Abstract

Ultrasonic nondestructive testing has been increasingly used to characterize heterogeneities of polycrystalline materials. With such techniques, the interactions of coherent ultrasonic waves with grain boundaries result in scattering. Such scattered waves carry information regarding the physical properties of the scatterer. Therefore, microstructural information can be obtained by quantifying the scattered response. Current diffuse ultrasonic backscatter models include several assumptions about the macroscopic and microscopic properties of the polycrystals. In this presentation, the sensitivity of grain size characterization to such assumptions is investigated using simulated microstructures.
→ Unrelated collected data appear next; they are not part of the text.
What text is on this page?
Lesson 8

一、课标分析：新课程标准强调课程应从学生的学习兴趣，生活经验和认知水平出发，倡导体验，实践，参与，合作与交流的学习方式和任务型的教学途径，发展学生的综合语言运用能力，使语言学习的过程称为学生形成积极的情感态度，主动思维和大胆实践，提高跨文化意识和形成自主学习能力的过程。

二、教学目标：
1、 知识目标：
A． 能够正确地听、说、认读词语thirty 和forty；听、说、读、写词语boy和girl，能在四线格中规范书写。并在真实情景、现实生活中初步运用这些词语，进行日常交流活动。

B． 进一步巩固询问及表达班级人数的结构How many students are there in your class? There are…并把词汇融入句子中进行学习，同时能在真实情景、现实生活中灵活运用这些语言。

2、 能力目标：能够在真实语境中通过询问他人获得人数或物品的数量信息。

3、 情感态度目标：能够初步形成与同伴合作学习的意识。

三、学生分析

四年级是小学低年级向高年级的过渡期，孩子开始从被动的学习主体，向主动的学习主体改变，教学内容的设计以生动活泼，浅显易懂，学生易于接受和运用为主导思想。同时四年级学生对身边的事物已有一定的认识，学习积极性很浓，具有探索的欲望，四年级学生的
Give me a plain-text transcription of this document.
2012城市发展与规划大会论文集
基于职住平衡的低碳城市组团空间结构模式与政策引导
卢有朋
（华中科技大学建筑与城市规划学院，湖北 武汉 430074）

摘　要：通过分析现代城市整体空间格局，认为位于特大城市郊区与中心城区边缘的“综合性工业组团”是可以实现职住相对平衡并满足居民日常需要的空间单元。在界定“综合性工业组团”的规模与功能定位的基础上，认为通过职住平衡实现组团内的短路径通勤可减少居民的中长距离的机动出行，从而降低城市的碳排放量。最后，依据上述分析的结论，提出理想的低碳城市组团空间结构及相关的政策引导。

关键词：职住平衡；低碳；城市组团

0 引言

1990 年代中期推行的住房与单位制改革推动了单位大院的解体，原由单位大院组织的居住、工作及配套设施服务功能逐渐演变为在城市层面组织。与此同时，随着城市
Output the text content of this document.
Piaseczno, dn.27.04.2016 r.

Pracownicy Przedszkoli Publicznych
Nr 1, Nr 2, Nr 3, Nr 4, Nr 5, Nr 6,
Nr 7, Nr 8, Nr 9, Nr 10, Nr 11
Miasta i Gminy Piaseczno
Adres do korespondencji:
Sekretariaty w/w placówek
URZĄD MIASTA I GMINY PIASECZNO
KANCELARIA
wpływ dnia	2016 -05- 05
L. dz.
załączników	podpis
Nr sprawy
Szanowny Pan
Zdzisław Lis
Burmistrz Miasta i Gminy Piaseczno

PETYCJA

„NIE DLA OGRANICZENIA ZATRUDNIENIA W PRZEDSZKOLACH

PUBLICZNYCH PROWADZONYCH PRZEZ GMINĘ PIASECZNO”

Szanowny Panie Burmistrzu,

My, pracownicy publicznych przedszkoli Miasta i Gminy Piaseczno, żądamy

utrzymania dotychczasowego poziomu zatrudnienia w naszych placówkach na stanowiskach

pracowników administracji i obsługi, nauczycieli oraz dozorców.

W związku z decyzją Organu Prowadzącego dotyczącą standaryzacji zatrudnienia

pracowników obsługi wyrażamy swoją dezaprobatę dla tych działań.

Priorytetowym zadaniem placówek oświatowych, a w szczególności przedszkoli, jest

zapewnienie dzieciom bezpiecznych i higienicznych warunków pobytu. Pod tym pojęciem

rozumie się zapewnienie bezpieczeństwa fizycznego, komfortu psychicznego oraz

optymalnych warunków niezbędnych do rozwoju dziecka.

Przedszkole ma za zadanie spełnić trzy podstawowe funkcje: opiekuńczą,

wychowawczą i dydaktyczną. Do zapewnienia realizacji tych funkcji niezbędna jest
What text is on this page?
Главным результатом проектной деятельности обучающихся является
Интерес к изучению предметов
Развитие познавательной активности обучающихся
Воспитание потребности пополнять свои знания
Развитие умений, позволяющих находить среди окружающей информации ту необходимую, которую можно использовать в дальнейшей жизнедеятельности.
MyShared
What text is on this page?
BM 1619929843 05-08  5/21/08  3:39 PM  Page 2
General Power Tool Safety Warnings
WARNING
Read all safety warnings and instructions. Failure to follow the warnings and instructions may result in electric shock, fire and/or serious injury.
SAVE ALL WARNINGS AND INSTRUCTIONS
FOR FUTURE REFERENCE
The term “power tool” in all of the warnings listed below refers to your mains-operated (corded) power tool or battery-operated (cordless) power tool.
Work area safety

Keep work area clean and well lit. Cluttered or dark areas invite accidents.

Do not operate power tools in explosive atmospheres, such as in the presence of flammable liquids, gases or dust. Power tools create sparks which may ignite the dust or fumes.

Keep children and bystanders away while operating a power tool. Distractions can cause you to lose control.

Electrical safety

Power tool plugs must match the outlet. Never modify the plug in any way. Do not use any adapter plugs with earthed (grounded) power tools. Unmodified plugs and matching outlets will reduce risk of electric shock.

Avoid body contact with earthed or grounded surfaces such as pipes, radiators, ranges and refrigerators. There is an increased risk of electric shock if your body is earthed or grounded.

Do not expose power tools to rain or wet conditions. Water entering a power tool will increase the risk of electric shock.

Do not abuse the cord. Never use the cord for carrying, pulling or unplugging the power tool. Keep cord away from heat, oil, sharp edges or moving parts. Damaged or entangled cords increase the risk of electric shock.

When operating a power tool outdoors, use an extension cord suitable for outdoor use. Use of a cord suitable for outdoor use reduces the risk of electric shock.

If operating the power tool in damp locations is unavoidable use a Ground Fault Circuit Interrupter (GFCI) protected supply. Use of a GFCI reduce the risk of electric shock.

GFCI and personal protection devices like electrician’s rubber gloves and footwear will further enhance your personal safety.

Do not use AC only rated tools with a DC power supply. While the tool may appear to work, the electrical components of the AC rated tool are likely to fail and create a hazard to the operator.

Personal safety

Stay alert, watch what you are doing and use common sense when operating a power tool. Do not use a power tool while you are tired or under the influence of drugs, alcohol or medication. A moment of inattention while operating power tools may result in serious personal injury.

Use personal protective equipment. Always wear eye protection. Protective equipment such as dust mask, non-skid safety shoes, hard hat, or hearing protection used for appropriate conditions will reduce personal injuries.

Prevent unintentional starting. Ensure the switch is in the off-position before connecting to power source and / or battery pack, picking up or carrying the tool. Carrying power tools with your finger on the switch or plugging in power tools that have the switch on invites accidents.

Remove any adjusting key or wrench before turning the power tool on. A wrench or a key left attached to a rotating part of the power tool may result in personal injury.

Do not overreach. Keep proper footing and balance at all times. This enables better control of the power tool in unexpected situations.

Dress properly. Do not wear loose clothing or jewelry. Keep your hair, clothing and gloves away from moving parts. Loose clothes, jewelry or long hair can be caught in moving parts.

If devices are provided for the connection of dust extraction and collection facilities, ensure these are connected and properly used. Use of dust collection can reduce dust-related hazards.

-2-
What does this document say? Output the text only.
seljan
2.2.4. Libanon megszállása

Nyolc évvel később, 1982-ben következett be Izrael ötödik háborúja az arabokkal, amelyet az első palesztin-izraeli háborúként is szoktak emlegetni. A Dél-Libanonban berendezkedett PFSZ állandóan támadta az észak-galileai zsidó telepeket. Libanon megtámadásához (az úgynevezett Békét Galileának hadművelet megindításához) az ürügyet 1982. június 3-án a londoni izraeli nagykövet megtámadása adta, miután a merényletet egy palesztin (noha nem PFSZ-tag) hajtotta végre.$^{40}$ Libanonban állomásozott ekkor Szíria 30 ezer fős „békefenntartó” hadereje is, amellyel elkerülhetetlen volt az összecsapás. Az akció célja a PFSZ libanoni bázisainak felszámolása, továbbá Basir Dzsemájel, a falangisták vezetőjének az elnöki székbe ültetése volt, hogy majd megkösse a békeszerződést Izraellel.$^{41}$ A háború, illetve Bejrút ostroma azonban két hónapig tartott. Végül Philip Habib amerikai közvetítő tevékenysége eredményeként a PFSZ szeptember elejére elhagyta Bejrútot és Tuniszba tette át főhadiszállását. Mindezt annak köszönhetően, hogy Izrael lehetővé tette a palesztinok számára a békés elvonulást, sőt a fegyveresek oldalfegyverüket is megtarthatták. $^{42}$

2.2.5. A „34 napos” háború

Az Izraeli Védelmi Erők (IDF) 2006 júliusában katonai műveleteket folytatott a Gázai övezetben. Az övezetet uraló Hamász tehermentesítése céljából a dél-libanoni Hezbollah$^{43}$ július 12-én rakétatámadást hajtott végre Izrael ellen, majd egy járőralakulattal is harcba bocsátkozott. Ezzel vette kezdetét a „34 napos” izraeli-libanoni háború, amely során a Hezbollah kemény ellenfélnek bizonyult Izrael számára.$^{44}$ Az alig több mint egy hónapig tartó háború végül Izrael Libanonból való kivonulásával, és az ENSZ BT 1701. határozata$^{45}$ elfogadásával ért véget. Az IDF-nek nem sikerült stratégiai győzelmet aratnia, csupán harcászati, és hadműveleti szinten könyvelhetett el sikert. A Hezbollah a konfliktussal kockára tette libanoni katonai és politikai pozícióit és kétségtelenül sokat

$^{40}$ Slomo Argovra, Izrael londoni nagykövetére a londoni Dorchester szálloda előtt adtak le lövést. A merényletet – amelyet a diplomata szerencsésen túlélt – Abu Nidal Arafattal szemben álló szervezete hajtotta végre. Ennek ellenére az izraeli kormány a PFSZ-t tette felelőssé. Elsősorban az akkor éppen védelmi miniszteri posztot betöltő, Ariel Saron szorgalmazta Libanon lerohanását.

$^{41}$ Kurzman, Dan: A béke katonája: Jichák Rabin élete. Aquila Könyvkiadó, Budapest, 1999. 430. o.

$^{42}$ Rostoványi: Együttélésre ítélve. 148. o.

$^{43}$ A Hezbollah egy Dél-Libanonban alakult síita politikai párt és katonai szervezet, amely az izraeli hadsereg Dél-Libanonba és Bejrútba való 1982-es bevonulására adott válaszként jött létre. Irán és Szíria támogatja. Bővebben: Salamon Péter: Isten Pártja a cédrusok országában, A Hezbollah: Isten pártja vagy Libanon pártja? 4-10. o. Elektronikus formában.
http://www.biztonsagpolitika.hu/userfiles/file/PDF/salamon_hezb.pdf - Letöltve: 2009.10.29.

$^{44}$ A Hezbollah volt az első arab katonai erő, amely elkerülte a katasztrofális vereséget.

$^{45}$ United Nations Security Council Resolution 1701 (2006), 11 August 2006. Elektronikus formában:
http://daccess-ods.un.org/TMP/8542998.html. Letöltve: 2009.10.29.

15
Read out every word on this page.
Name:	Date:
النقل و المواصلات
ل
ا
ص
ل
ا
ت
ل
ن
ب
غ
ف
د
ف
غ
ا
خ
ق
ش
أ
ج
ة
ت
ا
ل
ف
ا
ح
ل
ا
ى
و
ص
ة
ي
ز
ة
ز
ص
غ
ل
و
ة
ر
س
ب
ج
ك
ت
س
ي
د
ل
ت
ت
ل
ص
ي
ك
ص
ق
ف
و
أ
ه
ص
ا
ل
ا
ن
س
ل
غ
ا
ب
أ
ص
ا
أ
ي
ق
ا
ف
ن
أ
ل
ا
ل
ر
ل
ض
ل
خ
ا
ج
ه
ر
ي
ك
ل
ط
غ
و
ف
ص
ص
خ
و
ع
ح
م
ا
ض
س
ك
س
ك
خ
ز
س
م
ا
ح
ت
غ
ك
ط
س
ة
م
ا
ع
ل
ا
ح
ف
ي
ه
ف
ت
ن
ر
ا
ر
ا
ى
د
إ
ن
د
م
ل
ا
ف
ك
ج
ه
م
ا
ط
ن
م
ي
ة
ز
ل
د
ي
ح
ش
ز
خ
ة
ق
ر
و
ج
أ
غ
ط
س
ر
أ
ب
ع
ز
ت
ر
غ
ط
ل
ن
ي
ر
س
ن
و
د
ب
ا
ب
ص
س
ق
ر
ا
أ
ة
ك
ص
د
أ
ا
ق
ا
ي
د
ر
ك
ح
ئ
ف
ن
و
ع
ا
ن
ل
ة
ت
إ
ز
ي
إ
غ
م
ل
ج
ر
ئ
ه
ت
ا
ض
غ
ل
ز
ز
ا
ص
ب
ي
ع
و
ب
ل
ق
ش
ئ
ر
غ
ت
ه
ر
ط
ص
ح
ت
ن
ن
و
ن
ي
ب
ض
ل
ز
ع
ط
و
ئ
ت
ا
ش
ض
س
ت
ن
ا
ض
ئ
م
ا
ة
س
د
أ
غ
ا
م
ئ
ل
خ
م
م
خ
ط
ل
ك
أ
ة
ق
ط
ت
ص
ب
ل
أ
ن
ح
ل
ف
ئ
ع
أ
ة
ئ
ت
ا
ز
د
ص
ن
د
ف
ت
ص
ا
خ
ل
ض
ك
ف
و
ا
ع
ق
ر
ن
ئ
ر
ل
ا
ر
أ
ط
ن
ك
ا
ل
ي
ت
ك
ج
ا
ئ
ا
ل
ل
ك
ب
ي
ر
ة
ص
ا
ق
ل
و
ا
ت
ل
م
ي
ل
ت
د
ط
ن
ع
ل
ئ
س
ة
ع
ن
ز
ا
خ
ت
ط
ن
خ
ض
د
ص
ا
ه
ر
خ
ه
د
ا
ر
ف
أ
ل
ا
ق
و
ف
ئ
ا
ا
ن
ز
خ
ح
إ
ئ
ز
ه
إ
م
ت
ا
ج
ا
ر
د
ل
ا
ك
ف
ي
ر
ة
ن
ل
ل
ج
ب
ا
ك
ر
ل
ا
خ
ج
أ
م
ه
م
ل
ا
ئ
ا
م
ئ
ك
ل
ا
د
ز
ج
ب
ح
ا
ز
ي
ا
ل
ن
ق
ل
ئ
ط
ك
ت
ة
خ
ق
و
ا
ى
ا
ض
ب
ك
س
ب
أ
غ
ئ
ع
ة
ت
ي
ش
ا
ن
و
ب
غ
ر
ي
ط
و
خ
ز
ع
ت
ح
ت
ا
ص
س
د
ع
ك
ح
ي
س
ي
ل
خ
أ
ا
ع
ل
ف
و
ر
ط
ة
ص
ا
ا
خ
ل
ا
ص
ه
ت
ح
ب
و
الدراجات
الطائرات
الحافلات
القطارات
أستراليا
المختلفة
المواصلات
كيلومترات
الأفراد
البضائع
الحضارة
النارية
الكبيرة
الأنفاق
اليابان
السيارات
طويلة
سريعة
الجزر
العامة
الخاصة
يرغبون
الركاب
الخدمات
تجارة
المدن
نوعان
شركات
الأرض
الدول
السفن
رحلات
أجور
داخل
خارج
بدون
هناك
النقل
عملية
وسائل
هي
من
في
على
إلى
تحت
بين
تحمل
Several polycrystals with cubic crystal symmetry and randomly oriented grains are simulated using Dream.3D. This study applies the single scattering model in which the longitudinal-to-longitudinal configuration is considered for the incident and the scattered waves and limited to the weakly-scattering regime. In each configuration, the theoretical results are compared with results from the synthetic volumes. The results demonstrate distinct differences between the theory and the simulation. For example, the theoretical scattering cross section for a Voigt-averaged copper polycrystal at 15 MHz is found to be about three times larger than the value based on the Dream.3D microstructure. Finally, the influence of grain size distribution and grain elongation on the ultrasonic models are investigated.